Die Digitalisierung in der Bauwirtschaft schreitet voran, bietet große Effizienzpotentiale und stellt zugleich viele Baubeteiligten vor zukunftsweisende Aufgaben. Die diesjährige Nordbau (13. bis 17. September 2017, Holstenhallen Neumünster) will das Building Information Modeling (BIM) mit einem großen Ausstellungsangebot erlebbar machen. Weiterer Schwerpunkt ist das Thema „Grün in die Stadt“. Außerdem bietet Nordeuropas größte Kompaktmesse für das Bauen wieder den Gesamtüberblick über die Neuheiten auf dem Baumaschinenmarkt, der Baustoffe und Energietechnik.

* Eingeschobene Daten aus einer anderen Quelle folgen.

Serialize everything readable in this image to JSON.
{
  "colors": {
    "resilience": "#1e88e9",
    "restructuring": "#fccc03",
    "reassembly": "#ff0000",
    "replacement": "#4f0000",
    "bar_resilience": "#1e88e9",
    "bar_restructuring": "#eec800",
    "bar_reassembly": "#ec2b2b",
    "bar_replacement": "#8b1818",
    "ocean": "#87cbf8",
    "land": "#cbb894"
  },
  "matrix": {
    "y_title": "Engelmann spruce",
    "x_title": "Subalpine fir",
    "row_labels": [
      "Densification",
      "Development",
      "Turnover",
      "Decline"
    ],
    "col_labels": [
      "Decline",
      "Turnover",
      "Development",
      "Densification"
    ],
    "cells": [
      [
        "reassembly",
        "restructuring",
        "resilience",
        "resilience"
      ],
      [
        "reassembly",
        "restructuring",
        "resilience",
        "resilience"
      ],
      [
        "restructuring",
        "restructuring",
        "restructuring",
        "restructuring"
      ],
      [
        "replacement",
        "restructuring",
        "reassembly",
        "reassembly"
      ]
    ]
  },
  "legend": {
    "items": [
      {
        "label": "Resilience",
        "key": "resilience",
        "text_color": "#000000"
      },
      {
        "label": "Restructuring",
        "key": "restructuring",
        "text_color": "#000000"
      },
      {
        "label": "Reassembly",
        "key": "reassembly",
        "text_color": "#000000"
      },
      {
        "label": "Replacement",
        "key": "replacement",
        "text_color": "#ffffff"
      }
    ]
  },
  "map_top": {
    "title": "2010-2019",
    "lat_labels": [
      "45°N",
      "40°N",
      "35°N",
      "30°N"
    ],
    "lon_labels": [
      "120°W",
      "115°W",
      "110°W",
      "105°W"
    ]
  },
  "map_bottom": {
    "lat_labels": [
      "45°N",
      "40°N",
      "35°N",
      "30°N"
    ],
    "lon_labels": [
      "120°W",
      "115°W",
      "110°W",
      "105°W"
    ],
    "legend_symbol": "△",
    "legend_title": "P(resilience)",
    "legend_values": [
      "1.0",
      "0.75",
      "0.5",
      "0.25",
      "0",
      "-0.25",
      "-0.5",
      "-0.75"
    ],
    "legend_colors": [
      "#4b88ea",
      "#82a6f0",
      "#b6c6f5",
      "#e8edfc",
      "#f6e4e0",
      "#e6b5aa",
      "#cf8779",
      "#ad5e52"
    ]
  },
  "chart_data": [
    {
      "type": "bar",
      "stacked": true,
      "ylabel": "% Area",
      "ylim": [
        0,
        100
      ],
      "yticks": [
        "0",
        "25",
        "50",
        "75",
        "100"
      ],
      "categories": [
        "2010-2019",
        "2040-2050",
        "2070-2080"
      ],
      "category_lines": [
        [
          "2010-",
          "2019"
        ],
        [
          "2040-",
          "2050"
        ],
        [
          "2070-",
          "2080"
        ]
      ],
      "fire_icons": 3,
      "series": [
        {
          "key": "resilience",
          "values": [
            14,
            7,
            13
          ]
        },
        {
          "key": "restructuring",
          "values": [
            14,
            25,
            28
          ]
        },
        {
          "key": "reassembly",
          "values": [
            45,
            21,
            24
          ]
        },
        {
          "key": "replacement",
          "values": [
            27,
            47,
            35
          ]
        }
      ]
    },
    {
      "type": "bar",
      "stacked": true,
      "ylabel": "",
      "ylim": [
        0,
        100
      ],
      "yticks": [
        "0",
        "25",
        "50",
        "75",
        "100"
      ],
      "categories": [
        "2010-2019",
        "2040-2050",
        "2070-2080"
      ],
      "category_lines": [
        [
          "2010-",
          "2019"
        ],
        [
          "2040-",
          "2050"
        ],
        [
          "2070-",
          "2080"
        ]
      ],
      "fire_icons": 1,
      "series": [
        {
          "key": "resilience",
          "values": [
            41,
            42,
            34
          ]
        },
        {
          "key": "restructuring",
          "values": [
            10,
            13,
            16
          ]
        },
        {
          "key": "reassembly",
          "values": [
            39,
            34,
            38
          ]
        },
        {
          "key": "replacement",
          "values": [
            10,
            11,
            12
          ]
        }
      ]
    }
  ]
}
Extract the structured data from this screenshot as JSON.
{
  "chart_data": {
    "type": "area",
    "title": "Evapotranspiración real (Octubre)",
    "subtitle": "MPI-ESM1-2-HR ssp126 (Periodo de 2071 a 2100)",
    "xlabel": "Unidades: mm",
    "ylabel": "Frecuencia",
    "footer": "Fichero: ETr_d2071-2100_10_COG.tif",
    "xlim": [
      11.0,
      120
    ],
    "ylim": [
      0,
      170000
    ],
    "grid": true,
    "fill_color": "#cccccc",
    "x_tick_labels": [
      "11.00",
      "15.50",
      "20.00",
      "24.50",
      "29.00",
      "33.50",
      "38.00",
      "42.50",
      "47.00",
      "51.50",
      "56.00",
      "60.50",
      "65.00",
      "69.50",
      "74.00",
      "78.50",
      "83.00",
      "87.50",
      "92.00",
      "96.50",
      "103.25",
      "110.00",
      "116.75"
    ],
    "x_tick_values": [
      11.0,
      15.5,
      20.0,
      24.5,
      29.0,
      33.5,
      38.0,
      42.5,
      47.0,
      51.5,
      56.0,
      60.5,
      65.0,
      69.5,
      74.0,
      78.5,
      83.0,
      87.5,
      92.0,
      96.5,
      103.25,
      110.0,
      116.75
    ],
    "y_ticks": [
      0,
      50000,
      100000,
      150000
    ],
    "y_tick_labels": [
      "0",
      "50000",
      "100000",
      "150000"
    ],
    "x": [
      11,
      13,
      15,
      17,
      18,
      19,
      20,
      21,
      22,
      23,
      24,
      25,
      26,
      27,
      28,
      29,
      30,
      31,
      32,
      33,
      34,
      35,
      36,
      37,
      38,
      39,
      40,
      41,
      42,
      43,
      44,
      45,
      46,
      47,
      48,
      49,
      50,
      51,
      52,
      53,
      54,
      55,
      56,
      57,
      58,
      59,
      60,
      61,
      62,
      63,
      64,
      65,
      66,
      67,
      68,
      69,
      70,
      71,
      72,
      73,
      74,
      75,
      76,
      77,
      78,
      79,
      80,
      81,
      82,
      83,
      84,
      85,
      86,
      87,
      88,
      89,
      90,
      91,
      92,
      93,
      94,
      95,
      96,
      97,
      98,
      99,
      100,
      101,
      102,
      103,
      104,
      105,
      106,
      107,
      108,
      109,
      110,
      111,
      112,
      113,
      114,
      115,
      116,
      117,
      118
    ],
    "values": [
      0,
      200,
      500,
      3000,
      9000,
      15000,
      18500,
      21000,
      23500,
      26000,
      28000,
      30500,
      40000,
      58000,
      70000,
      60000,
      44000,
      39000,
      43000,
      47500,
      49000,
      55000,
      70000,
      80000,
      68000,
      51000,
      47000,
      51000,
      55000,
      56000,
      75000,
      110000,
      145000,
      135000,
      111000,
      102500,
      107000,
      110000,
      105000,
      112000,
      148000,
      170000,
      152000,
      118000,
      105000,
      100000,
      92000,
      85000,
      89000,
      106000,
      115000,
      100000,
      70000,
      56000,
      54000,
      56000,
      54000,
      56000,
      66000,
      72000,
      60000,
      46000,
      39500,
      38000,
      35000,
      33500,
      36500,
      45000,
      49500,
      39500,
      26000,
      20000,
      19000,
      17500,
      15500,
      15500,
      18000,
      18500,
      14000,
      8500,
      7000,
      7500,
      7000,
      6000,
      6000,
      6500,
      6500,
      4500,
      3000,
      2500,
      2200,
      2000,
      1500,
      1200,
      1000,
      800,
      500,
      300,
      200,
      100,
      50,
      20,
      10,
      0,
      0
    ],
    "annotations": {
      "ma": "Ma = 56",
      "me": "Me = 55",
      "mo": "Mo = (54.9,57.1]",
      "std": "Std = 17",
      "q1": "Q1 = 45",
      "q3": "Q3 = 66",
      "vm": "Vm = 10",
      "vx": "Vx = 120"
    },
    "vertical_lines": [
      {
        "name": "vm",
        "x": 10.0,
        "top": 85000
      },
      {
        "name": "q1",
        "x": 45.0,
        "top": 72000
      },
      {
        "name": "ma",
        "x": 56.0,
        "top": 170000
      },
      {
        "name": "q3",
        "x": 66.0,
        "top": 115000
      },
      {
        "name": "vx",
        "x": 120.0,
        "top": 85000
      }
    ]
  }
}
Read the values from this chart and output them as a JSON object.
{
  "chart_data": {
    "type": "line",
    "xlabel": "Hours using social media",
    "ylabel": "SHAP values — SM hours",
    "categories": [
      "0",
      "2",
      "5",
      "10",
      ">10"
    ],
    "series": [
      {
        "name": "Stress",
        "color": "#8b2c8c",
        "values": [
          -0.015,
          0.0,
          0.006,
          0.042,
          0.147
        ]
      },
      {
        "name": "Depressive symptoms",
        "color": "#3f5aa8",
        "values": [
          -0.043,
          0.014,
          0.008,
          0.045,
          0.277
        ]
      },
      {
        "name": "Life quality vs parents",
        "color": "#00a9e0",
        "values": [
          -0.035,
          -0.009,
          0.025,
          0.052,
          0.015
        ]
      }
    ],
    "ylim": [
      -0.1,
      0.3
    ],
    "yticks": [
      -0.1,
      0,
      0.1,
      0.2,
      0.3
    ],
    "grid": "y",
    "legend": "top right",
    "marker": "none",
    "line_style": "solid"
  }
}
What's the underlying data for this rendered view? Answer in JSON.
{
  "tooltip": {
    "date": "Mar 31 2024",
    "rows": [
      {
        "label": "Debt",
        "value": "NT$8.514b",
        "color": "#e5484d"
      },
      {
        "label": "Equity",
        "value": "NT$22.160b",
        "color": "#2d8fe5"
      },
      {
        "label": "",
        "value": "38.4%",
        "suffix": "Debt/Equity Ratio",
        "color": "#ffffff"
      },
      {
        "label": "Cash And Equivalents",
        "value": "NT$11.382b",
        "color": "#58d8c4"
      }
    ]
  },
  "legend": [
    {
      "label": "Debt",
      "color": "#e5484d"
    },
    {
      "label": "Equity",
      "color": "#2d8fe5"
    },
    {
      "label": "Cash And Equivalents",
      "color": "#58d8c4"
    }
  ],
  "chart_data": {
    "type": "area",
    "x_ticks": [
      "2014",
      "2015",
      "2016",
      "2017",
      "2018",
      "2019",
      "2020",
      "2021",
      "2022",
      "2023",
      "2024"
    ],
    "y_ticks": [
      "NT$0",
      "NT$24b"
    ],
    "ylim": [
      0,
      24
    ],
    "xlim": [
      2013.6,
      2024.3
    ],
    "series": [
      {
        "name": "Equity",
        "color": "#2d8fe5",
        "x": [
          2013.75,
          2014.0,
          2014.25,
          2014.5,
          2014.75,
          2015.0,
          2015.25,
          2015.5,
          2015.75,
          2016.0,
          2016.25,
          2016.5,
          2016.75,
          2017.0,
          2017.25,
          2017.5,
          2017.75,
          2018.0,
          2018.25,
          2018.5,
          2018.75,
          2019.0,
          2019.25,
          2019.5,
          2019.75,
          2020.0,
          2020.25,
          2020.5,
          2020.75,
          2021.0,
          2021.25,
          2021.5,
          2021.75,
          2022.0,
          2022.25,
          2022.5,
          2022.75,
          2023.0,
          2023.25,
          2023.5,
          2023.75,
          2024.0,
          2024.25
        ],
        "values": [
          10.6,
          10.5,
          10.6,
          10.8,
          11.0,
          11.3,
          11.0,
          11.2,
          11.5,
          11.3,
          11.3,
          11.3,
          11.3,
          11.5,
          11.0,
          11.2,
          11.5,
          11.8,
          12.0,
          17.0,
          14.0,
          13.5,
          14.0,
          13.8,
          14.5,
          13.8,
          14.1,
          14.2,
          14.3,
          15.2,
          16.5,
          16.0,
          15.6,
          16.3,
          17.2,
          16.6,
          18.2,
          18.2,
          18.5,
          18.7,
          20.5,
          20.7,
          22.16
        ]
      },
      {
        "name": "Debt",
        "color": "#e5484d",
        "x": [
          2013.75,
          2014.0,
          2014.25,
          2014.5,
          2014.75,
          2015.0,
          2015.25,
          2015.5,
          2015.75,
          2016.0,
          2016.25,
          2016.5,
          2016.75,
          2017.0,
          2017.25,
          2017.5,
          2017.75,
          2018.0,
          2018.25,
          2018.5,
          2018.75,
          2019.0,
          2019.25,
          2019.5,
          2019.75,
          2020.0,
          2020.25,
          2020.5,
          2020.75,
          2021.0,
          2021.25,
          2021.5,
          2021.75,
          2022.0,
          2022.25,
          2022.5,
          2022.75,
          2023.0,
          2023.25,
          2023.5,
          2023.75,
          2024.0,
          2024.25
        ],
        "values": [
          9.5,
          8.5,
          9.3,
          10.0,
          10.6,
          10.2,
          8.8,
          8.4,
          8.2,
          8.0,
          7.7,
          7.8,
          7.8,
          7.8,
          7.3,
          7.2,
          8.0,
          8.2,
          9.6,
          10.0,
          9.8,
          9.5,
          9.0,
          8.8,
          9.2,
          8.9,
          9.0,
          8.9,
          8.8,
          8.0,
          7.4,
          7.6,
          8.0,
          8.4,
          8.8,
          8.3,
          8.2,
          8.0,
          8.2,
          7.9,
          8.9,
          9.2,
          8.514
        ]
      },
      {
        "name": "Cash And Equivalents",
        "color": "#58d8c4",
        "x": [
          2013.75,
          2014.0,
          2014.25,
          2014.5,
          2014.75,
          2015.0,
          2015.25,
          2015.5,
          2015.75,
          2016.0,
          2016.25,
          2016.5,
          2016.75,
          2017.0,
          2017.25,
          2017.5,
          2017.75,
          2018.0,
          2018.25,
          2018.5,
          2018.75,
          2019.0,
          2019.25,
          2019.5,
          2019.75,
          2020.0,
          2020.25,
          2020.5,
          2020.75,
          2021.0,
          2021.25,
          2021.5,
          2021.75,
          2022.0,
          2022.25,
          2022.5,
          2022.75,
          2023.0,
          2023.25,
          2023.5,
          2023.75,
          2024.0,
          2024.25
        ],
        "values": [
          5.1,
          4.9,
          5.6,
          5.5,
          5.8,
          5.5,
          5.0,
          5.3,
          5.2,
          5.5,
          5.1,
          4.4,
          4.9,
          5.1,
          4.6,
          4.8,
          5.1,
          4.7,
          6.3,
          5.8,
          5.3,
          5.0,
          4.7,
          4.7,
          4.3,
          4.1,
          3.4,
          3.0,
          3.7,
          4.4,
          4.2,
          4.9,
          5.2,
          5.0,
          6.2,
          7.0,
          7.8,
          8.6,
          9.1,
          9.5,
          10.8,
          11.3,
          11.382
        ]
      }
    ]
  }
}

Auf rund 69.000 m² im Freigelände und über 20.000 m² Hallenfläche bietet Nordeuropas größte Kompaktmesse für das Bauen jedes Jahr rund 850 Ausstellern Platz, um die komplette Bandbreite des Baugeschehens mit modernen Baustoffen und Bauelementen, leistungsstarken Baumaschinen, Kommunalgeräten und Nutzfahrzeugen für Bau und Handwerk sowie der neuesten Energietechnik zu präsentieren. Die Nordbau ist seit 1955 in Neumünster zuhause und kooperiert seit über 40 Jahren mit dem Partnerland Dänemark. Jedes Jahr besuchen über 60.000 Menschen die Messe.

Auf der diesjährigen Nordbau soll es u.a. darum gehen, Bauherren, Planern, Architekten, Handwerkern und Gebäudemanagern zu zeigen, welche Vorteile BIM bietet und wie man sich den technischen Herausforderungen am besten stellen kann. Plastisch und „zum Anfassen“ soll die Digitalisierung bei Baumaschinen, Bauabläufen, der Planung, und den digitalen Hilfsgeräten für Handwerker dargestellt werden. Ein weiterer Schwerpunkt der Nordbau 2017 ist die Begrünung der Städte.